A left join will keep all observations in the merged wage dataset and subset only from gdp. 

# Analysis

We start off by creating a summary table for men and women's wage in the given age intervals, where we look at the mean, std, min, max and the three fractils (25%, 50% and 75%).

In [None]:
mergedall.groupby(['age_intervals'])['wagemen', 'wagewomen'].describe().head(11)

In the table above we see that the mean wage for men is lowest for the age group "under 20 years" and highest for the age group "45-49 years". However, the maximal value for men's wage is given in the age group "50-54 years".

For women the highest and lowest mean is the same age groups, but the maximal value of wage for women is given in the age group "45-49 years".

In general, the mean for men's wages are overall higher than women's wages in all age groups except the age group "under 20 years".

In [None]:
# We create a figure
fig = plt.figure()
ax = fig.add_subplot(1,1,1)

# We group by years and choose only to look at the wages for men and women
mergedall.groupby('year')['wagemen', 'wagewomen'].mean().plot(ax=ax,style='-o')

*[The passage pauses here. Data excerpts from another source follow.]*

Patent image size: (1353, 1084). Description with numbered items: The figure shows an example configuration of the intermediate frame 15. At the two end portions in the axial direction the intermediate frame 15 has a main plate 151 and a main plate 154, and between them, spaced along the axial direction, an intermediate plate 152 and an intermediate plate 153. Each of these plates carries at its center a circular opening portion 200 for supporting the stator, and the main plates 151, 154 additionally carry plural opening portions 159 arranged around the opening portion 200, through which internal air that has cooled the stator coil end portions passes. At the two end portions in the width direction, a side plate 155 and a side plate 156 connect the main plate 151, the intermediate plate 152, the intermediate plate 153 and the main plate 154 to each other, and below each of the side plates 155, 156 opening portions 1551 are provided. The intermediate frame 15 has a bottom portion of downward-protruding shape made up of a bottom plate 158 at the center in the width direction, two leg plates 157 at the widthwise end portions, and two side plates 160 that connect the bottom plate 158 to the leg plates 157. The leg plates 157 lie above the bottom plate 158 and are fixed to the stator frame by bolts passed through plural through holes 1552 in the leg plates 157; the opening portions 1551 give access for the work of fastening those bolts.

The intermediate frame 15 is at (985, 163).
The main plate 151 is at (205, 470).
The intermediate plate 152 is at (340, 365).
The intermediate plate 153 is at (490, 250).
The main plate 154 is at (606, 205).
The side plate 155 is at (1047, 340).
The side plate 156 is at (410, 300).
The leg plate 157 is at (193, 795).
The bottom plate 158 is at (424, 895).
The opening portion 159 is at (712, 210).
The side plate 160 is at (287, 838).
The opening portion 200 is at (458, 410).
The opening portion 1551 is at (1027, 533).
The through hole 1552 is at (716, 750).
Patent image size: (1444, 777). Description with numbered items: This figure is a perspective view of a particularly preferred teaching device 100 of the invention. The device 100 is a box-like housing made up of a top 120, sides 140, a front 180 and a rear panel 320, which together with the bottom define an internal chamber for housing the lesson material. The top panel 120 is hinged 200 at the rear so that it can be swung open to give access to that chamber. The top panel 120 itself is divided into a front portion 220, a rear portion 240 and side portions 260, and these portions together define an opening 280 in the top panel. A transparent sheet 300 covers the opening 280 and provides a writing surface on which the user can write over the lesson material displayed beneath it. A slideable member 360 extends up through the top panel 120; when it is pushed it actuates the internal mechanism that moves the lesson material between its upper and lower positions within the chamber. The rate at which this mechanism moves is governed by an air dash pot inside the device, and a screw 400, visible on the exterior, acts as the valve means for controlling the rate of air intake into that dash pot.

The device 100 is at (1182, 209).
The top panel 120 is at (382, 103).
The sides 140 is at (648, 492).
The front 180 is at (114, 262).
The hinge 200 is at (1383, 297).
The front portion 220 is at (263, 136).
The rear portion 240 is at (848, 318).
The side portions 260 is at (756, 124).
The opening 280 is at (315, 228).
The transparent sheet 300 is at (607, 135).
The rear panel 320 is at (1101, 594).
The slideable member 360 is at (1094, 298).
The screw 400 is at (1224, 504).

# We set the labels and title
ax.xaxis.set_ticks(np.arange(2013, 2022, 1))
ax.set_ylabel('Wage in million DKK')
ax.set_title('Wage development for men & women');

# We dublicate the above figure to be able to make two y-axis
ax2=ax.twinx()

# Creating the plot
ax2.plot(mergedall['year'], mergedall["gdp"],color="maroon",marker="o",label='GDP')
ax2.set_ylabel("GDP")
ax2.legend(loc='center left', bbox_to_anchor=(1.15, 0.63))
ax.legend(loc='center left', bbox_to_anchor=(1.15, 0.75))


Overall for the figure above we see an increasing trend for all three variables. 

For the two wage variables we see that men's wages are higher than women's wage for the whole period, but that the gap is decreasing. 

GDP is decreasing from 2019 to 2020, but we see that this have no direct impact on the wages.

# Conclusion

Through this project we have shown that the average wage for men is higher than the average wage for women, and that the GDP does not have any direct impact on the wages in the period 2013 to 2021.